354 punkty karne dostali czterej motocykliści, którzy w Wielką Sobotę postanowili poszaleć na publicznych drogach w okolicy Suchej Beskidzkiej w woj. małopolskim.
Funkcjonariusze namierzyli piratów w Juszczynie. Jechali w kierunku Suchej Beskidzkiej, pierwszy z nich w terenie zabudowanym mknął z prędkością 126 km/h. Nie zareagowali na polecanie zatrzymania się. Policjanci ruszyli w pogoń.
Piraci uciekając łamali wszystkie możliwe przepisy: przekraczali prędkość, ignorowali sygnały policji, wyprzedzali na podwójnej ciągłej, wymuszali pierwszeństwo, przejeżdżali skrzyżowania na czerwonym świetle. Piesi musieli przed nimi uciekać.

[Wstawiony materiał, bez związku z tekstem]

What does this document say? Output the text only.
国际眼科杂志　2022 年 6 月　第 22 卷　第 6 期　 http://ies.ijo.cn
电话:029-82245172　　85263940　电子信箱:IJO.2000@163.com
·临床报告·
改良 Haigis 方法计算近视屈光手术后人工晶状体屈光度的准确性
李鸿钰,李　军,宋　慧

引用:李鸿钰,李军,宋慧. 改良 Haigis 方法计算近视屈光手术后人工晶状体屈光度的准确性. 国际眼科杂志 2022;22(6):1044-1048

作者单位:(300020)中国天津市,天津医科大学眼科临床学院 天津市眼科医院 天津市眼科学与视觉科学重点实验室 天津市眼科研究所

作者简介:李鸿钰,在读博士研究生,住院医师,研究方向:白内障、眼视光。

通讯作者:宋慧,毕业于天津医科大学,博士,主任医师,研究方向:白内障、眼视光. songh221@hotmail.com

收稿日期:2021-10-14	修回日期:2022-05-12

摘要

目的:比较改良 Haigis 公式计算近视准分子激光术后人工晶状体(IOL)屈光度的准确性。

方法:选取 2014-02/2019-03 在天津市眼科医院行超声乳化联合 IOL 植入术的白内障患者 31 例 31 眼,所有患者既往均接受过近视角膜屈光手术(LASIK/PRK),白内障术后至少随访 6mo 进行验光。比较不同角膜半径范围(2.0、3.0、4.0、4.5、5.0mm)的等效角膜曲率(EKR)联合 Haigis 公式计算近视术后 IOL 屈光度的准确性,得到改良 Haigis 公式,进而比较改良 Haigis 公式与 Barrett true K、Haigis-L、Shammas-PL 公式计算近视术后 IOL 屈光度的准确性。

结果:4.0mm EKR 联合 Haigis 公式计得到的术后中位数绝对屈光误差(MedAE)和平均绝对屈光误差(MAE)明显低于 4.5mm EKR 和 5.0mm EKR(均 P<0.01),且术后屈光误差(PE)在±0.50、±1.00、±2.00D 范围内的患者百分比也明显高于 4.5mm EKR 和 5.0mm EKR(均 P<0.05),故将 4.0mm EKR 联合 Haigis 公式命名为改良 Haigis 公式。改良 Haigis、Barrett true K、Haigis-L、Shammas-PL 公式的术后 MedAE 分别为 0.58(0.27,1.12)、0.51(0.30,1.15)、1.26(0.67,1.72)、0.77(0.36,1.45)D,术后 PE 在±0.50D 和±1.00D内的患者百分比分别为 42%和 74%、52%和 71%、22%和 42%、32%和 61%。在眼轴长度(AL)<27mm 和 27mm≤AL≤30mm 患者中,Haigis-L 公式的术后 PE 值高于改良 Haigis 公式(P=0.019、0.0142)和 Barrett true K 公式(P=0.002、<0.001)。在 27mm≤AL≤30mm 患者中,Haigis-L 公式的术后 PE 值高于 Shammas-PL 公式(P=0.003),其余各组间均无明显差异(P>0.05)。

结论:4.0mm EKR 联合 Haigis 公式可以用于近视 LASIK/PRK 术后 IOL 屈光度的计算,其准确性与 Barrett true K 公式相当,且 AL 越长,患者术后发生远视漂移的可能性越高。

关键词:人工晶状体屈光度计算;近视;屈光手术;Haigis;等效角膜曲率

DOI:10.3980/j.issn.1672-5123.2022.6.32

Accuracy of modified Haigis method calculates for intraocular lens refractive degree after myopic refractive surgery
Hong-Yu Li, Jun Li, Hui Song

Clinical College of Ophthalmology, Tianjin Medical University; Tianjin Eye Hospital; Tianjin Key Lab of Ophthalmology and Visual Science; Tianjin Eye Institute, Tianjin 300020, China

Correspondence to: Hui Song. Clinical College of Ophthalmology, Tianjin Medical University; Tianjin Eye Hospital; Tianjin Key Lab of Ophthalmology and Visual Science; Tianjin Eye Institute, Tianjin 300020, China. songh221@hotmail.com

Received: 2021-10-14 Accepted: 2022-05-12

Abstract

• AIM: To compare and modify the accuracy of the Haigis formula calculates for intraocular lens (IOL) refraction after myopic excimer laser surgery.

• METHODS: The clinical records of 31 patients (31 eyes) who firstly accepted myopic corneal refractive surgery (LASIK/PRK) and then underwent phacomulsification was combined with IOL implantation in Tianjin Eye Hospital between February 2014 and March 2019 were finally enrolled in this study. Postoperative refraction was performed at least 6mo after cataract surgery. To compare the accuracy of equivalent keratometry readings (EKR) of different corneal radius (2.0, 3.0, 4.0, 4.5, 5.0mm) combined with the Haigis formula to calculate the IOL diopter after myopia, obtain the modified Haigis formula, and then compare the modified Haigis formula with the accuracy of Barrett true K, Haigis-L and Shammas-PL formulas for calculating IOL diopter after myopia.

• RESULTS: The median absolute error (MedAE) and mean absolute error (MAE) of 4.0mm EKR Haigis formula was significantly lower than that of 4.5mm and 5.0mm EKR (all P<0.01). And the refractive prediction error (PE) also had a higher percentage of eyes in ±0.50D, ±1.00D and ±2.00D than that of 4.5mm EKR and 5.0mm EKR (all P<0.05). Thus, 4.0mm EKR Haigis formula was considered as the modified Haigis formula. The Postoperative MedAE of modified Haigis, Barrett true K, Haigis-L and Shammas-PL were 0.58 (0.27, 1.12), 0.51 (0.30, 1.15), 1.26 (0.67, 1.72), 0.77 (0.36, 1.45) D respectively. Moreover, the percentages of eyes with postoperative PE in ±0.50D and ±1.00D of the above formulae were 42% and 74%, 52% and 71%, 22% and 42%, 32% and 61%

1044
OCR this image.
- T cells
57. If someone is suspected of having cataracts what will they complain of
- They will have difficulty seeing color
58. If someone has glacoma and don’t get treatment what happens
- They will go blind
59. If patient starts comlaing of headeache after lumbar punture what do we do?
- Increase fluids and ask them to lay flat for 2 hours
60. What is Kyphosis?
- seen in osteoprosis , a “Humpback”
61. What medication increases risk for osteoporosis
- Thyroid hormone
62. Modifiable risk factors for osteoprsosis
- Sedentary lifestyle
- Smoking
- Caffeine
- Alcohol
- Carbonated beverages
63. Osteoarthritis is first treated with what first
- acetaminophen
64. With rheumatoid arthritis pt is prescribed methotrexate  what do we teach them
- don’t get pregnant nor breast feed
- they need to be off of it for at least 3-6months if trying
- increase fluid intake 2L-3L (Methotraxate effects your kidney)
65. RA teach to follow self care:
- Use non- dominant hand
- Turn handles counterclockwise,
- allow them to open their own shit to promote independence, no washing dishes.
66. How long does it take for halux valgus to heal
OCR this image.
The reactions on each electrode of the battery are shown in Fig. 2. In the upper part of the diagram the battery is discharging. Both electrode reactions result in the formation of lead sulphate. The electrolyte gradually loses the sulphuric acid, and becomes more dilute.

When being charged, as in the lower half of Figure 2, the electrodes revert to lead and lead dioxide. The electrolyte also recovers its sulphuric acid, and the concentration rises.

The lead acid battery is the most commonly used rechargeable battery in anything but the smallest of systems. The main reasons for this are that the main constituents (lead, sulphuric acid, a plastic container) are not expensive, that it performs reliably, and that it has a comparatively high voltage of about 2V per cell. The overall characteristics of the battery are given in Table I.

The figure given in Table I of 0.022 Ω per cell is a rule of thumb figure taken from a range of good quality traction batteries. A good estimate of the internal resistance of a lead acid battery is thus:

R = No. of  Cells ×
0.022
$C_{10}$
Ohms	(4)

Pierwszy z motocyklistów zatrzymał się po kilku minutach i oddał w ręce drogówki. "Zarobił" 18 punktów karnych. Pozostali uciekali nadal. Dwóch wpadło na zorganizowanej w Suchej Beskidzkiej blokadzie. Dostali 106 i 116 punktów.
Czwarty motocyklista ominął blokadę i zjechał w boczną drogę. Krótko później sam zgłosił się na policję. Okazało się, że nie miał uprawnień do prowadzenia motocykla, a dodatkowo stracił także prawo jazdy na samochód. Policjanci wyliczyli mu 114 punktów karnych.
Pozostała trójka, która posiadała uprawnienia do prowadzenia motocykli, straciła je.
Drogowi piraci mieszkają w powiecie wadowickim, mają od 21 do 28 lat.